Oeuvres de Napoléon Bonaparte, Tome I.
et s'emparent de Valeggio, quartier-général de Beaulieu, qui venait seulement d'en sortir.
Cependant les ennemis, en partie en déroute, étaient rangés en bataille entre Valeggio et Villa-Franca. Nous nous gardons bien de les suivre ; ils paraissent se rallier et prendre confiance, et déjà leurs batteries se multiplient et se rapprochent de nous : c'était justement ce que je voulais ; j'avais peine à contenir l'impatience ou, pour mieux dire, la fureur des grenadiers.
Le général Augereau passa, sur ces entrefaites, avec sa division ; il avait ordre de se porter, en suivant le Mincio, droit sur Peschiera, d'envelopper cette place, et de couper les gorges du Tyrol : Beaulieu et les débris de son armée se seraient trouvés sans retraite.
Pour empêcher les ennemis de s'apercevoir du mouvement du général Augereau, je les fis vivement-canonner du village de Valeggio ; mais l'ennemi, instruit par ses patrouilles de cavalerie du mouvement du général Augereau, se mit aussitôt en route pour gagner le chemin de Castel-Nuovo : un renfort de cavalerie qui leur arriva les mit à même de protéger leur retraite.
Notre cavalerie, commandée par le général Murat, fit des prodiges de valeur ; ce général dégagea lui-même plusieurs chasseurs que l'ennemi était sur le point de faire prisonniers. Le chef de brigade du dixième régiment de chasseurs, Leclerc, s'est également distingué. Le général Augereau, arrivé à Peschiera, trouva la place évacuée par l'ennemi.
Le 12, à la pointe du jour, nous nous portâmes à Rivoli ; mais déjà l'ennemi avait passé l'Adige et enlevé presque tous les ponts, dont nous ne pûmes prendre qu'une partie. On évalue la perte de l'ennemi, dans cette journée, à quinze cents hommes et cinq cents chevaux, tant tués que prisonniers. Parmi les prisonniers se trouve le prince de Couffla, lieutenant-général des armées du roi de Naples, commandant en chef la cavalerie napolitaine. Nous avons pris également cinq pièces de canon, dont deux de 12, et trois de 6, avec sept ou huit caissons chargés de munitions de guerre. Nous avons trouvé à Castel-Nuovo des magasins, dont une partie était déjà consumée par les flammes. Le général de division Kilmaine a eu son cheval blessé sous lui.
Voilà donc les Autrichiens entièrement expulsés de l'Italie. Nos avant-postes sont sur les montagnes de l'Allemagne. Je ne vous citerai pas tous les hommes qui se sont signalés par des traits de bravoure, il faudrait nommer tous les grenadiers et carabiniers de l'avant-garde ; ils jouent et rient avec la mort.

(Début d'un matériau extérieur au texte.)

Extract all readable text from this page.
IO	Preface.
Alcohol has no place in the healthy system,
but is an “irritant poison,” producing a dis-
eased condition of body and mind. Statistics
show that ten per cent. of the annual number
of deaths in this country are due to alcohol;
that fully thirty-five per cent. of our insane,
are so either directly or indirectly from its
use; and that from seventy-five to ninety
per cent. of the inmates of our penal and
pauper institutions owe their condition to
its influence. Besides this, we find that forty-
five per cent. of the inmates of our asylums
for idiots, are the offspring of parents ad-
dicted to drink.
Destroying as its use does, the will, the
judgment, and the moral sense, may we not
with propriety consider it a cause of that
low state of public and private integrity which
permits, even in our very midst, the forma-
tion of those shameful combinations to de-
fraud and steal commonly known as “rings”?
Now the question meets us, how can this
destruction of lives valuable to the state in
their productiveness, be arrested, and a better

Ils sont aujourd'hui parfaitement accoutumés avec la cavalerie, dont ils se moquent. Rien n'égale leur intrépidité, si ce n'est la gaieté avec laquelle ils font les marches les plus forcées. Ils servent tour à tour la patrie et l'amour.
Vous croiriez qu'arrivés au bivouac ils doivent au moins dormir ? Point du tout : chacun fait son conte ou son plan d'opérations du lendemain, et souvent on en voit qui rencontrent très-juste.
L'autre jour, je voyais défiler une demi-brigade, un chasseur s'approcha de mon cheval : «Général, me dit-il, il faut faire cela ! Malheureux ! lui dis-je, veux-tu bien te taire.» Il disparaît à l'instant. Je l'ai fait en vain chercher ; c'était justement ce que j'avais ordonné que l'on fît.
BONAPARTE.
Au directoire exécutif.
Citoyens directeurs,
La république de Venise a laissé occuper par les Impériaux Peschiera, qui est une place forte ; mais, grâce à la victoire de Borgetto, nous nous en sommes emparés, et je vous écris aujourd'hui de cette ville.
Le général Masséna occupe, avec sa division, Vérone, belle et grande ville qui a deux ponts sur l'Adige.
BONAPARTE.
Au quartier-général à Roverbello, le 15 prairial an 4 (3 juin 1796).
A monsieur le duc d'Aoste.
J'ai reçu, monsieur, votre courrier ; la conduite du roi à l'occasion de M. Bounnafier est digne de lui.
Je vais prendre des mesures pour que, pendant le peu de temps que la police de la ville d'Alba appartiendra à l'armée, il ne se commette aucun trouble ; mais j'espère que nous hâterons, le plus que possible, le moment de l'exécution du traité, afin de voir consolidée la paix qui doit désormais unir les deux puissances.
J'ai ordonné au commandant de la place d'Alba de faire relâcher différens particuliers, sujets du roi, qui avaient été arrêtés, pour je ne sais pas trop quelle espèce de représailles.